In the three texts, women use linguistic techniques to destabilize the erotic triangle. One is irony: frequently, one character does not understand an ironic statement and is excluded from the relationship between the other two participants. A second is pragmatic implicature, which is also used for exclusionary purposes. Other women adopt economic terminology to negotiate with their husbands or lovers for control of their bodies. Through these linguistic devices women speak exclusively to another member of the triangle, thereby undermining male friendships and denying their bodies be used as objects of exchange.
Although their strategies are not always successful and some women remain exchangeable objects, we nevertheless see that erotic triangles can be destabilized.
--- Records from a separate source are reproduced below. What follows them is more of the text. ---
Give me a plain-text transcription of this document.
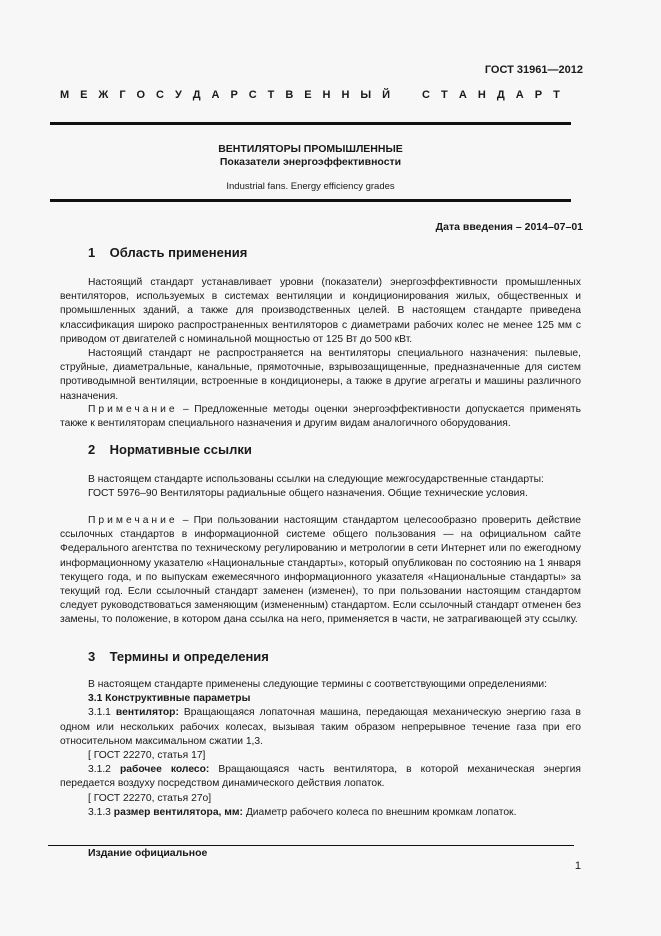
ГОСТ 31961—2012
М Е Ж Г О С У Д А Р С Т В Е Н Н Ы Й	С Т А Н Д А Р Т
ВЕНТИЛЯТОРЫ ПРОМЫШЛЕННЫЕ
Показатели энергоэффективности
Industrial fans. Energy efficiency grades
Дата введения – 2014–07–01
1 Область применения

Настоящий стандарт устанавливает уровни (показатели) энергоэффективности промышленных вентиляторов, используемых в системах вентиляции и кондиционирования жилых, общественных и промышленных зданий, а также для производственных целей. В настоящем стандарте приведена классификация широко распространенных вентиляторов с диаметрами рабочих колес не менее 125 мм с приводом от двигателей с номинальной мощностью от 125 Вт до 500 кВт.

Настоящий стандарт не распространяется на вентиляторы специального назначения: пылевые, струйные, диаметральные, канальные, прямоточные, взрывозащищенные, предназначенные для систем противодымной вентиляции, встроенные в кондиционеры, а также в другие агрегаты и машины различного назначения.

Примечание – Предложенные методы оценки энергоэффективности допускается применять также к вентиляторам специального назначения и другим видам аналогичного оборудования.

2 Нормативные ссылки

В настоящем стандарте использованы ссылки на следующие межгосударственные стандарты:

ГОСТ 5976–90 Вентиляторы радиальные общего назначения. Общие технические условия.

Примечание – При пользовании настоящим стандартом целесообразно проверить действие ссылочных стандартов в информационной системе общего пользования — на официальном сайте Федерального агентства по техническому регулированию и метрологии в сети Интернет или по ежегодному информационному указателю «Национальные стандарты», который опубликован по состоянию на 1 января текущего года, и по выпускам ежемесячного информационного указателя «Национальные стандарты» за текущий год. Если ссылочный стандарт заменен (изменен), то при пользовании настоящим стандартом следует руководствоваться заменяющим (измененным) стандартом. Если ссылочный стандарт отменен без замены, то положение, в котором дана ссылка на него, применяется в части, не затрагивающей эту ссылку.

3 Термины и определения

В настоящем стандарте применены следующие термины с соответствующими определениями:

3.1 Конструктивные параметры

3.1.1 вентилятор: Вращающаяся лопаточная машина, передающая механическую энергию газа в одном или нескольких рабочих колесах, вызывая таким образом непрерывное течение газа при его относительном максимальном сжатии 1,3.

[ ГОСТ 22270, статья 17]

3.1.2 рабочее колесо: Вращающаяся часть вентилятора, в которой механическая энергия передается воздуху посредством динамического действия лопаток.

[ ГОСТ 22270, статья 27о]

3.1.3 размер вентилятора, мм: Диаметр рабочего колеса по внешним кромкам лопаток.

Издание официальное
1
Furthermore, counter to the prevailing anthropological theory, certain women are aware of their position as commodities. From this insight, a new perspective on sexuality is exposed. The formerly strong male relationship, built on classical ideals and predicated on equality, breaks down when one man’s virility is pitted against his rival’s. Sometimes even, the supposedly chaste male relationship reveals erotic undertones. Women’s sexuality is also transformed when certain women prove to be desiring subjects, able to manipulate the system of exchange.
In the end, institutionalized notions of chaste male friendships and women as objects of exchange are disrupted, sometimes even undermined, by capable women who determine who should have access to their bodies.